I am using the "Pre-built Windows dependencies for VS2019". Looking in the directory tree I see libraries for x264, curl, and mbedTLS but not FFmpeg. There are some include files that begin with FFMPEGxxx

Did I uck something fup, or is FFmpeg missing from the instructions or the pre-build?

I looked at https://ffmpeg.org/download.html, but I hate to embark on yet another adventure in building. The pre-built sites offer a number of options, and I don't know which might be appropriate


----------



## Jim (Jul 17, 2021)

FFmpeg libraries don't begin with "FFmpeg". They're avutil, avformat, avcodec, swscale, etc. My guess is that you did not quite follow the instructions exactly; likely you just misunderstood some step, it happens sometimes. If this is your first time building a project like this or using cmake, you need to be careful to follow the instructions. If you don't understand any part of the instructions, let us know where you got stuck and we'll try to explain it so there isn't any confusion.

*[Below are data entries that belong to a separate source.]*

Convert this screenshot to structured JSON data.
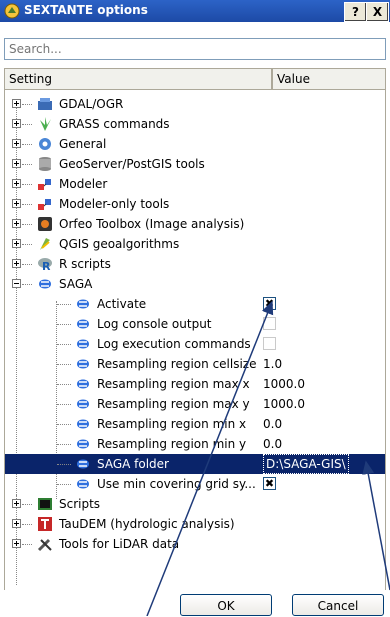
{
  "window": {
    "title": "SEXTANTE options",
    "help_label": "?",
    "close_label": "X"
  },
  "search": {
    "placeholder": "Search..."
  },
  "columns": {
    "setting": "Setting",
    "value": "Value"
  },
  "tree": {
    "groups": [
      {
        "label": "GDAL/OGR",
        "icon": "gdal-icon"
      },
      {
        "label": "GRASS commands",
        "icon": "grass-icon"
      },
      {
        "label": "General",
        "icon": "gear-icon"
      },
      {
        "label": "GeoServer/PostGIS tools",
        "icon": "database-icon"
      },
      {
        "label": "Modeler",
        "icon": "modeler-icon"
      },
      {
        "label": "Modeler-only tools",
        "icon": "modeler-icon"
      },
      {
        "label": "Orfeo Toolbox (Image analysis)",
        "icon": "orfeo-icon"
      },
      {
        "label": "QGIS geoalgorithms",
        "icon": "qgis-icon"
      },
      {
        "label": "R scripts",
        "icon": "r-icon"
      },
      {
        "label": "SAGA",
        "icon": "saga-icon"
      },
      {
        "label": "Scripts",
        "icon": "scripts-icon"
      },
      {
        "label": "TauDEM (hydrologic analysis)",
        "icon": "taudem-icon"
      },
      {
        "label": "Tools for LiDAR data",
        "icon": "lidar-icon"
      }
    ],
    "saga_settings": [
      {
        "label": "Activate",
        "value": "✖"
      },
      {
        "label": "Log console output",
        "value": ""
      },
      {
        "label": "Log execution commands",
        "value": ""
      },
      {
        "label": "Resampling region cellsize",
        "value": "1.0"
      },
      {
        "label": "Resampling region max x",
        "value": "1000.0"
      },
      {
        "label": "Resampling region max y",
        "value": "1000.0"
      },
      {
        "label": "Resampling region min x",
        "value": "0.0"
      },
      {
        "label": "Resampling region min y",
        "value": "0.0"
      },
      {
        "label": "SAGA folder",
        "value": "D:\\SAGA-GIS\\"
      },
      {
        "label": "Use min covering grid sy...",
        "value": "✖"
      }
    ]
  },
  "buttons": {
    "ok": "OK",
    "cancel": "Cancel"
  },
  "colors": {
    "titlebar": "#1d4aa6",
    "selection": "#0a246a",
    "annotation": "#1f3b7a"
  }
}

Basically, you need to unzip the deps zip, somewhere/anywhere (preferably somewhere other than the source directory). Then you need to add a cmake variable when generating your cmake files: that variable is "DepsPath". If you unzipped your deps to C:\deps, it should have C:\deps\win32 and C:\deps\win64. ou're building 64bit. Set the cmake variable DepsPath to C:\deps\win64. Then regenerate and you should be good. If you somehow or another mess up these steps, you can always clear your cmake cache by deleting it and then trying again (the cache directory is where you set "Where to build the binaries", which should always be different than "Where is the source code").


----------



## John Hartman (Jul 18, 2021)

Thanks for the help. I had managed to mangle the definition of DepsPath when pasting the path. (and I put a copy in my notes, so I re-pasted the bad path when I tried again...)

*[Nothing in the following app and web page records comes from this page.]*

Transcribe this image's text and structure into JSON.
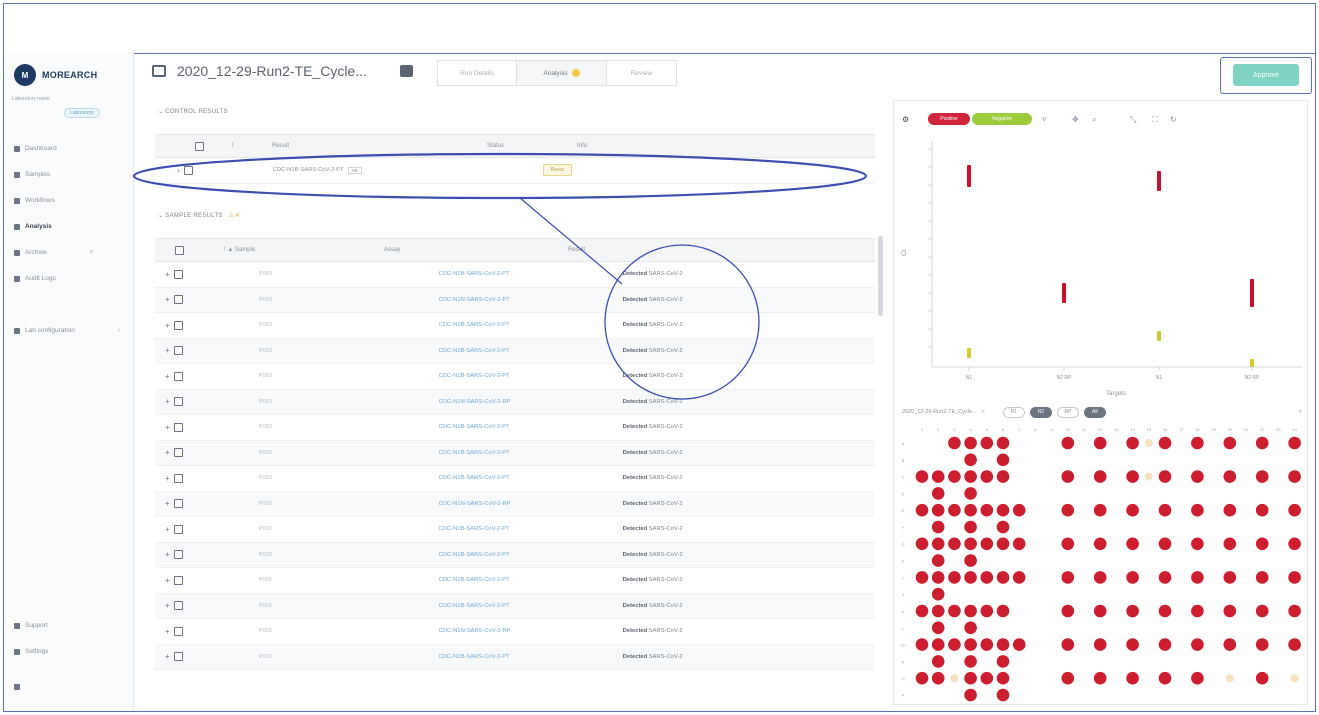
{
  "sidebar": {
    "logo_text": "MOREARCH",
    "logo_sub": "Laboratory name",
    "lab_chip": "Laboratory",
    "nav": [
      {
        "label": "Dashboard",
        "icon": "dashboard-icon"
      },
      {
        "label": "Samples",
        "icon": "samples-icon"
      },
      {
        "label": "Workflows",
        "icon": "workflows-icon"
      },
      {
        "label": "Analysis",
        "icon": "analysis-icon",
        "active": true
      },
      {
        "label": "Archive",
        "icon": "archive-icon",
        "caret": "˅"
      },
      {
        "label": "Audit Logs",
        "icon": "audit-icon"
      },
      {
        "label": "Lab configuration",
        "icon": "config-icon",
        "caret": "›"
      }
    ],
    "bottom": [
      {
        "label": "Support",
        "icon": "support-icon"
      },
      {
        "label": "Settings",
        "icon": "settings-icon"
      },
      {
        "label": "",
        "icon": "user-icon"
      }
    ]
  },
  "header": {
    "run_title": "2020_12-29-Run2-TE_Cycle...",
    "tabs": [
      {
        "label": "Run Details"
      },
      {
        "label": "Analysis",
        "badge": true,
        "active": true
      },
      {
        "label": "Review"
      }
    ],
    "approve_label": "Approve"
  },
  "control": {
    "section_label": "⌄ CONTROL RESULTS",
    "columns": [
      "",
      "!",
      "Result",
      "Status",
      "Info"
    ],
    "rows": [
      {
        "result": "CDC-N1B-SARS-CoV-2-PT",
        "tag": "HB",
        "status": "Rerun"
      }
    ]
  },
  "samples": {
    "section_label": "⌄ SAMPLE RESULTS",
    "warning_count": "⚠ 4",
    "columns": [
      "",
      "! ▲ Sample",
      "Assay",
      "Result"
    ],
    "rows": [
      {
        "sample": "P003",
        "assay": "CDC-N1B-SARS-CoV-2-PT",
        "result_strong": "Detected",
        "result_rest": "SARS-CoV-2"
      },
      {
        "sample": "P003",
        "assay": "CDC-N1N-SARS-CoV-2-PT",
        "result_strong": "Detected",
        "result_rest": "SARS-CoV-2"
      },
      {
        "sample": "P003",
        "assay": "CDC-N1B-SARS-CoV-2-PT",
        "result_strong": "Detected",
        "result_rest": "SARS-CoV-2"
      },
      {
        "sample": "P003",
        "assay": "CDC-N1B-SARS-CoV-2-PT",
        "result_strong": "Detected",
        "result_rest": "SARS-CoV-2"
      },
      {
        "sample": "P003",
        "assay": "CDC-N1B-SARS-CoV-2-PT",
        "result_strong": "Detected",
        "result_rest": "SARS-CoV-2"
      },
      {
        "sample": "P003",
        "assay": "CDC-N1N-SARS-CoV-2-RP",
        "result_strong": "Detected",
        "result_rest": "SARS-CoV-2"
      },
      {
        "sample": "P002",
        "assay": "CDC-N1B-SARS-CoV-2-PT",
        "result_strong": "Detected",
        "result_rest": "SARS-CoV-2"
      },
      {
        "sample": "P002",
        "assay": "CDC-N1B-SARS-CoV-2-PT",
        "result_strong": "Detected",
        "result_rest": "SARS-CoV-2"
      },
      {
        "sample": "P002",
        "assay": "CDC-N1B-SARS-CoV-2-PT",
        "result_strong": "Detected",
        "result_rest": "SARS-CoV-2"
      },
      {
        "sample": "P002",
        "assay": "CDC-N1N-SARS-CoV-2-RP",
        "result_strong": "Detected",
        "result_rest": "SARS-CoV-2"
      },
      {
        "sample": "P002",
        "assay": "CDC-N1B-SARS-CoV-2-PT",
        "result_strong": "Detected",
        "result_rest": "SARS-CoV-2"
      },
      {
        "sample": "P002",
        "assay": "CDC-N1B-SARS-CoV-2-PT",
        "result_strong": "Detected",
        "result_rest": "SARS-CoV-2"
      },
      {
        "sample": "P001",
        "assay": "CDC-N1B-SARS-CoV-2-PT",
        "result_strong": "Detected",
        "result_rest": "SARS-CoV-2"
      },
      {
        "sample": "P001",
        "assay": "CDC-N1B-SARS-CoV-2-PT",
        "result_strong": "Detected",
        "result_rest": "SARS-CoV-2"
      },
      {
        "sample": "P001",
        "assay": "CDC-N1N-SARS-CoV-2-RP",
        "result_strong": "Detected",
        "result_rest": "SARS-CoV-2"
      },
      {
        "sample": "P001",
        "assay": "CDC-N1B-SARS-CoV-2-PT",
        "result_strong": "Detected",
        "result_rest": "SARS-CoV-2"
      }
    ]
  },
  "chart": {
    "legend": [
      {
        "label": "Positive",
        "color": "#d0253a"
      },
      {
        "label": "Negative",
        "color": "#9ccc3c"
      }
    ],
    "ylabel": "Ct",
    "xlabel": "Targets",
    "x_ticks": [
      "N1",
      "N2 RP",
      "N1",
      "N2 RP"
    ],
    "colors": {
      "red": "#c8102e",
      "yellow": "#d4cc2a"
    }
  },
  "plate": {
    "selector_label": "2020_12-29-Run2-TE_Cycle...",
    "chips": [
      "N1",
      "N2",
      "RP",
      "All"
    ],
    "colors": {
      "filled": "#cc1e2e",
      "light": "#f4e2c2"
    },
    "cols": [
      "1",
      "2",
      "3",
      "4",
      "5",
      "6",
      "7",
      "8",
      "9",
      "10",
      "11",
      "12",
      "13",
      "14",
      "15",
      "16",
      "17",
      "18",
      "19",
      "20",
      "21",
      "22",
      "23",
      "24"
    ],
    "rows": [
      "A",
      "B",
      "C",
      "D",
      "E",
      "F",
      "G",
      "H",
      "I",
      "J",
      "K",
      "L",
      "M",
      "N",
      "O",
      "P"
    ]
  }
}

Configuration now completes, but I still get the warning. Is this a problem?

CMake Warning (dev) at C:/Program Files/CMake/share/cmake-3.21/Modules/FindPackageHandleStandardArgs.cmake:438 (message):
The package name passed to `find_package_handle_standard_args` (Python)
does not match the name of the calling package (PythonDeps). This can lead
to problems in calling code that expects `find_package` result variables
(e.g., `_FOUND`) to follow a certain pattern.
Call Stack (most recent call first):
cmake/Modules/FindPythonDeps.cmake:61 (find_package_handle_standard_args)
deps/obs-scripting/CMakeLists.txt:47 (find_package)
This warning is for project developers.  Use -Wno-dev to suppress it.

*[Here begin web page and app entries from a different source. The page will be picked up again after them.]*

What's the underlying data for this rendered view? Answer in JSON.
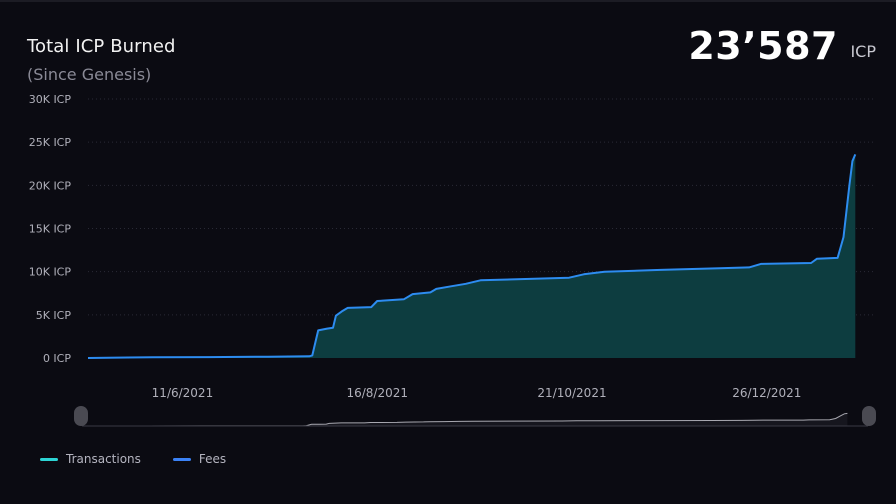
{
  "header": {
    "title": "Total ICP Burned",
    "subtitle": "(Since Genesis)",
    "total_value": "23’587",
    "total_unit": "ICP"
  },
  "legend": [
    {
      "label": "Transactions",
      "color": "#2dd4d4"
    },
    {
      "label": "Fees",
      "color": "#3b82f6"
    }
  ],
  "colors": {
    "background": "#0b0b12",
    "fees_line": "#2d8cf0",
    "area_fill": "#0d3d40",
    "grid": "#2a2a36",
    "axis_text": "#b0b0ba",
    "navigator_line": "#a8a8b0",
    "navigator_handle": "#4a4a52"
  },
  "chart_data": {
    "type": "area",
    "ylim": [
      0,
      30000
    ],
    "y_ticks": [
      {
        "value": 0,
        "label": "0 ICP"
      },
      {
        "value": 5000,
        "label": "5K ICP"
      },
      {
        "value": 10000,
        "label": "10K ICP"
      },
      {
        "value": 15000,
        "label": "15K ICP"
      },
      {
        "value": 20000,
        "label": "20K ICP"
      },
      {
        "value": 25000,
        "label": "25K ICP"
      },
      {
        "value": 30000,
        "label": "30K ICP"
      }
    ],
    "x_range": [
      "2021-05-10",
      "2022-02-01"
    ],
    "x_ticks": [
      {
        "date": "2021-06-11",
        "label": "11/6/2021"
      },
      {
        "date": "2021-08-16",
        "label": "16/8/2021"
      },
      {
        "date": "2021-10-21",
        "label": "21/10/2021"
      },
      {
        "date": "2021-12-26",
        "label": "26/12/2021"
      }
    ],
    "grid": true,
    "series": [
      {
        "name": "Fees",
        "points": [
          [
            "2021-05-10",
            0
          ],
          [
            "2021-05-20",
            50
          ],
          [
            "2021-06-01",
            80
          ],
          [
            "2021-06-20",
            100
          ],
          [
            "2021-07-10",
            150
          ],
          [
            "2021-07-24",
            200
          ],
          [
            "2021-07-25",
            300
          ],
          [
            "2021-07-27",
            3200
          ],
          [
            "2021-07-30",
            3400
          ],
          [
            "2021-08-01",
            3500
          ],
          [
            "2021-08-02",
            4900
          ],
          [
            "2021-08-04",
            5400
          ],
          [
            "2021-08-06",
            5800
          ],
          [
            "2021-08-14",
            5900
          ],
          [
            "2021-08-16",
            6600
          ],
          [
            "2021-08-25",
            6800
          ],
          [
            "2021-08-28",
            7400
          ],
          [
            "2021-09-03",
            7600
          ],
          [
            "2021-09-05",
            8000
          ],
          [
            "2021-09-10",
            8300
          ],
          [
            "2021-09-15",
            8600
          ],
          [
            "2021-09-20",
            9000
          ],
          [
            "2021-10-20",
            9300
          ],
          [
            "2021-10-25",
            9700
          ],
          [
            "2021-11-01",
            10000
          ],
          [
            "2021-11-20",
            10200
          ],
          [
            "2021-12-10",
            10400
          ],
          [
            "2021-12-20",
            10500
          ],
          [
            "2021-12-24",
            10900
          ],
          [
            "2022-01-10",
            11000
          ],
          [
            "2022-01-12",
            11500
          ],
          [
            "2022-01-19",
            11600
          ],
          [
            "2022-01-21",
            14000
          ],
          [
            "2022-01-23",
            20000
          ],
          [
            "2022-01-24",
            22800
          ],
          [
            "2022-01-25",
            23587
          ]
        ]
      }
    ]
  }
}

In any case, I can do Debug builds of 48 or 52 projects (mostly due to lack of pdb files on dependencies), and Release builds of 50 of 52 projects (only PACKAGE and INSTALL fail), and both Debug and Release obs64.exe run, though I can't yet start them in the Visual Studio debugger.  But a lot further than I was yesterday. Thanks!


----------